By Taos Turner
Argentina's deputy economy minister on Tuesday effectively laid out the government's new mission statement for oil and gas producer, YPF SA (YPF, YPFD.BA).
Argentine President Cristina Kirchner seized management of YPF on Monday, after calling on Congress to nationalize the company and force it to boost oil and gas output.
The company's new priority won't be profitability, but providing cheap energy to people and companies.
YPF's goal will be "to keep prices low to foment purchasing power" and "keep companies competitive" by providing consistently cheap oil and gas, Axel Kicillof, Argentina's deputy economy minister, said in congressional testimony.
On Monday, Kirchner asked Congress to nationalize 51% of YPF by expropriating the vast bulk of shares owned by its majority shareholder, Spain's Repsol YPF SA (REPYY, REP.MC).
Kicillof slammed Repsol in his testimony, saying the company had "emptied" YPF and focused on profit when it should have focused on boosting oil and gas production.
Repsol Chairman Antonio Brufau has denied the charges and said Argentina's government is simply trying to cover up the country's economic problems and an unsustainable energy policy.

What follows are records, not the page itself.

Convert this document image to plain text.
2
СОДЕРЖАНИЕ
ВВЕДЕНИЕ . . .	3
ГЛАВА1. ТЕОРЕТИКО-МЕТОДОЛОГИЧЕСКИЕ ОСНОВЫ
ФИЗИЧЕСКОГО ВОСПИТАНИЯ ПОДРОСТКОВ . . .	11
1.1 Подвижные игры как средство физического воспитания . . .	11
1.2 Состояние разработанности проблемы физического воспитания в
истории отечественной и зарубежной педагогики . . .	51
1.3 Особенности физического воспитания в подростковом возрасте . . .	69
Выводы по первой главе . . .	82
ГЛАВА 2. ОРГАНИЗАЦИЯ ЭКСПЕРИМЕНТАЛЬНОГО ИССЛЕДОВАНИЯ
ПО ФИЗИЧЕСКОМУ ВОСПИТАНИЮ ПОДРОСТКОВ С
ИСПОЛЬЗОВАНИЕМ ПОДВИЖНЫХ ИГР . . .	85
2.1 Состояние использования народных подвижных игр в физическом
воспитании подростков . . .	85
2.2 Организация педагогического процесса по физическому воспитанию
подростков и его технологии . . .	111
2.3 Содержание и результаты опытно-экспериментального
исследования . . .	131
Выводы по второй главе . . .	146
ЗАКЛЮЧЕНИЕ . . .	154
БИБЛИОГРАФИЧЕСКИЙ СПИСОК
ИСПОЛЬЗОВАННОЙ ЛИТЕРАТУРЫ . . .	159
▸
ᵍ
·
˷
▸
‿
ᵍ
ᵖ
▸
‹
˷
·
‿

Kicillof accused private-sector companies of being uninterested in improving the social good in Argentina.
Kicillof said the price of oil in Argentina should remain uncoupled from global oil prices and that the state should keep prices low while also increasing production.
Brufau "would have a heart attack," if he knew how low the cost of a barrel of oil should be in Argentina, said Kicillof.
Famous for his long sideburns and for shunning ties and suits, Kicillof is considered the intellectual architect behind Kirchner's plans to nationalize YPF.
Before coming to the Economy Ministry, he helped manage flag carrier Aerolineas Argentina, which Kirchner nationalized in 2008, wresting control from Spain's Marsans.
Critics say Aerolineas loses money every day. But Kicillof defended the airline, saying it is now a more efficient company.
Repsol's current stake in YPF is about 57%. Under the expropriation bill, Argentina's federal and provincial governments would take 51% of YPF from Repsol, leaving Repsol with a 6% stake.
The remaining 49% would be in the hands of the Eskenazi family, which holds 25%, and other investors.